I'm sure people are elbowing their way to the doctor for that deal! I think it was offered to me at my last checkup. Right after they offered the flu shot.
I agree with the value of such dispatches from the edge. But, I also doubt most Americans really care that they don't know about the suffering of those in Darfur, Chechnya, Kashmir, etc. If a person knows about atrocities or suffering, then a (moral) person would also feel an obligation to do something about it. For many Americans (and those in other parts of the West really), feeling an obligation or responsibility to something other than their own desire for comfort and happiness would only serve to hinder their pursuit of these goals. Thomas Freidman (of The World is Flat fame) wrote in an article a couple years ago that every American college student should be required to do a year in some sort of service. It wouldn't necessarily have to be overseas, but the point is to open the eyes of the future leaders and businessmen in a way that the rest of our culture doesn't provide for. It’s much harder to ignore the plight of the widows and poor around the world if one has seen them firsthand. I know that witnessing refugee camps in Azerbaijan from the Nagorny-Karabagh conflict left a vivid image in my mind.
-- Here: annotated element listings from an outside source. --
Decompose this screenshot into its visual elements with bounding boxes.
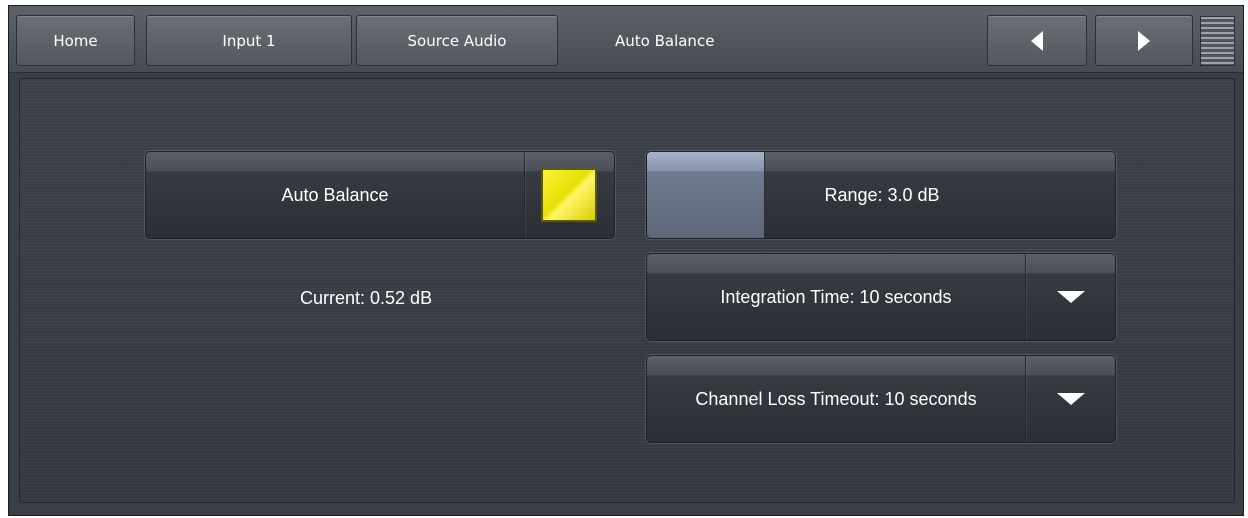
app-window: Home Input 1 Source Audio Auto Balance A…	[8, 5, 1244, 516]
range-label: Range: 3.0 dB	[824, 184, 940, 205]
integration-time-label: Integration Time: 10 seconds	[720, 286, 952, 307]
home-button[interactable]: Home	[16, 15, 135, 66]
input-1-button[interactable]: Input 1	[146, 15, 352, 66]
triangle-right-icon	[1138, 30, 1150, 51]
current-balance-readout: Current: 0.52 dB	[300, 288, 433, 308]
channel-loss-timeout-dropdown[interactable]: Channel Loss Timeout: 10 seconds	[646, 355, 1116, 443]
chevron-down-icon	[1057, 393, 1085, 405]
auto-balance-toggle-button[interactable]: Auto Balance	[145, 151, 615, 239]
channel-loss-timeout-label: Channel Loss Timeout: 10 seconds	[695, 388, 977, 409]
current-page-title: Auto Balance	[615, 31, 715, 50]
auto-balance-panel: Auto Balance Current: 0.52 dB Range: 3.0…	[19, 78, 1235, 503]
channel-loss-timeout-dropdown-button[interactable]	[1026, 356, 1116, 442]
range-slider[interactable]: Range: 3.0 dB	[646, 151, 1116, 239]
home-button-label: Home	[53, 31, 98, 50]
integration-time-dropdown[interactable]: Integration Time: 10 seconds	[646, 253, 1116, 341]
next-button[interactable]	[1095, 15, 1193, 66]
previous-button[interactable]	[987, 15, 1087, 66]
auto-balance-indicator[interactable]	[541, 168, 597, 222]
menu-lines-icon[interactable]	[1200, 16, 1235, 66]
integration-time-dropdown-button[interactable]	[1026, 254, 1116, 340]
source-audio-button[interactable]: Source Audio	[356, 15, 558, 66]
triangle-left-icon	[1031, 30, 1043, 51]
input-1-button-label: Input 1	[222, 31, 276, 50]
source-audio-button-label: Source Audio	[407, 31, 507, 50]
chevron-down-icon	[1057, 291, 1085, 303]
auto-balance-divider	[524, 152, 525, 238]
top-nav-bar: Home Input 1 Source Audio Auto Balance	[9, 6, 1243, 73]
auto-balance-label: Auto Balance	[281, 184, 389, 205]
This morning I read a very sad account of what is going on in Chechnya.
Nick, I’m still up for an expedition to the Aral Sea someday.
An interesting tidbit I read today is that only about 25% of Americans even have a passport. Granted that the popular "international" destination for many Americans is Mexico, no passport needed. Not that you couldn't find help getting back across the border should you misplace your identity.
I have a passport. It doesn't have a single stamp though. Does that still count? Obviously the hope is there....just not the opportunity.